Click on this link to return to the anchor piece in this series.
Rico Muhammad knew the challenges associated with the e-log environment before he ever made the transition. Using the BigRoad smartphone logging app, he simulated an e-log operation before converting in 2015 to engine-connected e-logs with Rand McNally’s TND760 fleet edition ($550-$700, about $20/month).
He runs two trucks, himself operating a 2002 Kenworth T2000 out of Atlanta. In recent times, after regular freight from a direct customer dried up, he turned back to using brokers via load boards to fill his trailers, occasionally supplemented with direct freight. Muhammad echoes Chuck Shaffer’s concerns about the impact dock delays have on the bottom line.
He’d like to see more flexibility in the hours regulations around the 14-hour daily on-duty maximum, “if you could stop the 14-hour other than taking an 8-and-2 split.” As with many owner-operators, he looks back with favor on the days of 10 on, eight off.
In reefer, getting loaded and unloaded is still a major problem, he says, as is “trying to get people to agree to detention terms.” Not that a little additional revenue itself is so valuable, but rather detention pay “should be used as a tool to avoid being detained.
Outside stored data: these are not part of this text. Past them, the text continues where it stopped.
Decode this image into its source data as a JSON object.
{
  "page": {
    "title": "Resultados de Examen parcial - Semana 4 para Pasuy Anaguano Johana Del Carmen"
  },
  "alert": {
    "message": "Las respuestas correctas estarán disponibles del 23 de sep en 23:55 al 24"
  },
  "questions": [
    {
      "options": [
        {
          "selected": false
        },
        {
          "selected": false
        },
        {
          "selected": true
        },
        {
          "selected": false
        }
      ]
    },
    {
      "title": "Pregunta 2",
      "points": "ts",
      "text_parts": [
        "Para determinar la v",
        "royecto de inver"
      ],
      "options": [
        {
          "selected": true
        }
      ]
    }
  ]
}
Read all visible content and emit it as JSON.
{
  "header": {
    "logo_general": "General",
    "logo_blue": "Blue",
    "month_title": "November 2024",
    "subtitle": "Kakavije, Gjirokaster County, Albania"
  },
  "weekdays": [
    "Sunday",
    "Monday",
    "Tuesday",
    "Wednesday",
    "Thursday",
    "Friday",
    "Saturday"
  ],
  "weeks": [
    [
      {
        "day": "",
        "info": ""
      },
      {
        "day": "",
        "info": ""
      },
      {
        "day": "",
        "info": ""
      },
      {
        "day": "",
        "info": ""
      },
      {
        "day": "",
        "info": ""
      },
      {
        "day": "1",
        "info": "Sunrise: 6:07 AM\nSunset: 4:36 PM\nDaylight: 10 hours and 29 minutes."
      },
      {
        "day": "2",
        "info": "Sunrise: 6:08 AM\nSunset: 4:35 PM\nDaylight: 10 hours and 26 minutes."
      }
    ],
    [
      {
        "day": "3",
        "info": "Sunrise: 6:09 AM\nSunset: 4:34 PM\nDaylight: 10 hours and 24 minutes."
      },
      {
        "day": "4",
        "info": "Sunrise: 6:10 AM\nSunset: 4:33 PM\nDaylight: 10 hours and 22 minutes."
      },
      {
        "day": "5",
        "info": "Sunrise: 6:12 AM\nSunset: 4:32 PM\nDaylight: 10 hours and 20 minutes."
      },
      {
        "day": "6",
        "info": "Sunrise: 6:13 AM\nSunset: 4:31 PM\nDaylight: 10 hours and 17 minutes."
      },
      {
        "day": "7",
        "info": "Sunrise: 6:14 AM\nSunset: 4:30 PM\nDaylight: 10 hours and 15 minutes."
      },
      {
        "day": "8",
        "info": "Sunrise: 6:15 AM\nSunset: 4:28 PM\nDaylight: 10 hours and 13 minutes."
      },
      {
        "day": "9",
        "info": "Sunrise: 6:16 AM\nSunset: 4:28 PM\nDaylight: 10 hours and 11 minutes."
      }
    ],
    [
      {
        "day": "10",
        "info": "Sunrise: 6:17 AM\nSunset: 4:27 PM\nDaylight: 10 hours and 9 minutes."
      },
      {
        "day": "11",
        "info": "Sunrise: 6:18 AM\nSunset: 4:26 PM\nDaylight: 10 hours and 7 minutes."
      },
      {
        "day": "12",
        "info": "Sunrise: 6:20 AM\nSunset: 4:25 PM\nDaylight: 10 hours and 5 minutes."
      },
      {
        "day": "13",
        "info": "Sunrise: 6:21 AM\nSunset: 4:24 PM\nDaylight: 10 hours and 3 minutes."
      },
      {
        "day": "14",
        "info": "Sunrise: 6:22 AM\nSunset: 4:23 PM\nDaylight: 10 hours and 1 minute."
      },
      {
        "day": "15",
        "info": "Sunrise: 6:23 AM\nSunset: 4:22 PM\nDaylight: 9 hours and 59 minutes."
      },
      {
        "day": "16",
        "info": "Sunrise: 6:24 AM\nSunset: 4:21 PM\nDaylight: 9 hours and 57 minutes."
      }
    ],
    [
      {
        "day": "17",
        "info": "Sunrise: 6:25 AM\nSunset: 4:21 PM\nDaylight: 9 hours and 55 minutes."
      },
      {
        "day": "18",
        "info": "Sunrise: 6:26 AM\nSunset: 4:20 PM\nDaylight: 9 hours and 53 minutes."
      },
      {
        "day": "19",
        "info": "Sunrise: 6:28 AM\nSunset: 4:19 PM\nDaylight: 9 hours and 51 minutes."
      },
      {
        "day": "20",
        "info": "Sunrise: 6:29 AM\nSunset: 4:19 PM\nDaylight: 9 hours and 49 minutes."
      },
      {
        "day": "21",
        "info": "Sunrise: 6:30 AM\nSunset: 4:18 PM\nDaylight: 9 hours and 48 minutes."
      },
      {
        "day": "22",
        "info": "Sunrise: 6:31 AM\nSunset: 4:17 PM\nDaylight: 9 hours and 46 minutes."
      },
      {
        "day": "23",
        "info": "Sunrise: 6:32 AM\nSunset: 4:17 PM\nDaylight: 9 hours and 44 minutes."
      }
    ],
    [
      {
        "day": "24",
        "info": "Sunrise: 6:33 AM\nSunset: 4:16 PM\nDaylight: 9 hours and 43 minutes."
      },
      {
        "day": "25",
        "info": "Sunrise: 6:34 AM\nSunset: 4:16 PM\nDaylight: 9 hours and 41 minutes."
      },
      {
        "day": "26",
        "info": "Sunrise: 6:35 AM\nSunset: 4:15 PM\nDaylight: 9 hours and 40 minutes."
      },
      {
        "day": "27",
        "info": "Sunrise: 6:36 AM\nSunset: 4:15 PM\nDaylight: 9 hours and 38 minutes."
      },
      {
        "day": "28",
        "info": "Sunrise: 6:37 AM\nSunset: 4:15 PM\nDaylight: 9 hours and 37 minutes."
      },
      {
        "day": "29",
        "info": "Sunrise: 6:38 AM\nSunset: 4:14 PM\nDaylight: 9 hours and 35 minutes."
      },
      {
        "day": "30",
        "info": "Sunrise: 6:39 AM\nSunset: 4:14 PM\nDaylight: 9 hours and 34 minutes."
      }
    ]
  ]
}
It doesn’t do me any good to be sitting there.”
|E-log edits and the enforcement environment
Owner-operator Rico Muhammad makes an important point about engine-connected e-log use for owner-operators hoping to maximize on-duty/drive time. “Get on top of making sure that everything is logged properly” the first time, he says.Depending on your device and software, making edits on the fly may be cumbersome. All edits are recorded in the devices’ records, making it important that you use the “notes” sections to explain why the edit was made, as Muhammad points out. “Once you’re in that driving mode,” things get more complicated. To change any drive time, “you can’t do it in the user interface in the truck. You have to log in to the administration portion” via your web-based or on-hardware portal to stored records.As per the ELD final rule, the driver then has to “approve the modification that was made,” Muhammad says, noting that as an independent, he’s doing each on either end himself. He might let a minor error – say, remaining on-duty not driving longer than he really was at this or that stop, or logging off-duty when he was in the sleeper – stand in order to preserve a clean log.He assumes lots of annotations and changes could invite closer scrutiny by inspectors, and so far – knock on wood, Muhammad says – that hasn’t happened. “I’ve gotten inspected with it a couple of times. Usually when they see that it’s wired [to the engine], they don’t do a real comprehensive analysis of it” – unlike his experience running paper logs, thus saving some time at the scale house.
“They pretty much just say, ‘Let me see the summary page,’ ” showing his status relative to the 14-hour on-duty maximum, the 11 hours of maximum daily drive time and his cumulative hours limit of 70 hours in eight days.
When he had the BigRoad logging app on his phone, not connected to the engine’s electronic control module, inspectors “scrutinized those logs a little heavier,” he says.
Though e-logs enable Muhammad and other similarly equipped owner-operators to prove to shippers, receivers and brokers how long they’ve been at a facility, he’s not getting “a lot of mercy” out of them. “By going to these e-logs, we can prove that we were there,” but with so many operators still not using e-logs, inefficient shippers and receivers aren’t feeling across-the-board pressure to improve.
Truckers keep “giving away so much free labor,” he says. “Most guys still operate on the mentality of ‘I’ve got to get the load there, at whatever costs.’ That mentality has been exploited on the other end. Brokers and shippers know that drivers have been able to cover up a lot of their mishaps.”
Now, even as more large carriers and some small operations shift to e-logs, “truckers are still coming out on the short end of the stick,” says Muhammad, citing a recent situation where he was delayed 11 hours at a cold storage facility, throwing off his subsequent commitments.
Undue detention can “kill all opportunities to make a reload. … That’s when you run into the whole quagmire” — damned if you do and damned if you don’t: Book a load when you can’t get to it in time because you’re “still not unloaded, and you’re looking like an idiot,” Muhammad says. “It hurts you as a businessperson.”
Don’t book a load, and you can ensure you’re sitting empty through yet another long off-duty period, with little productivity to show for the day.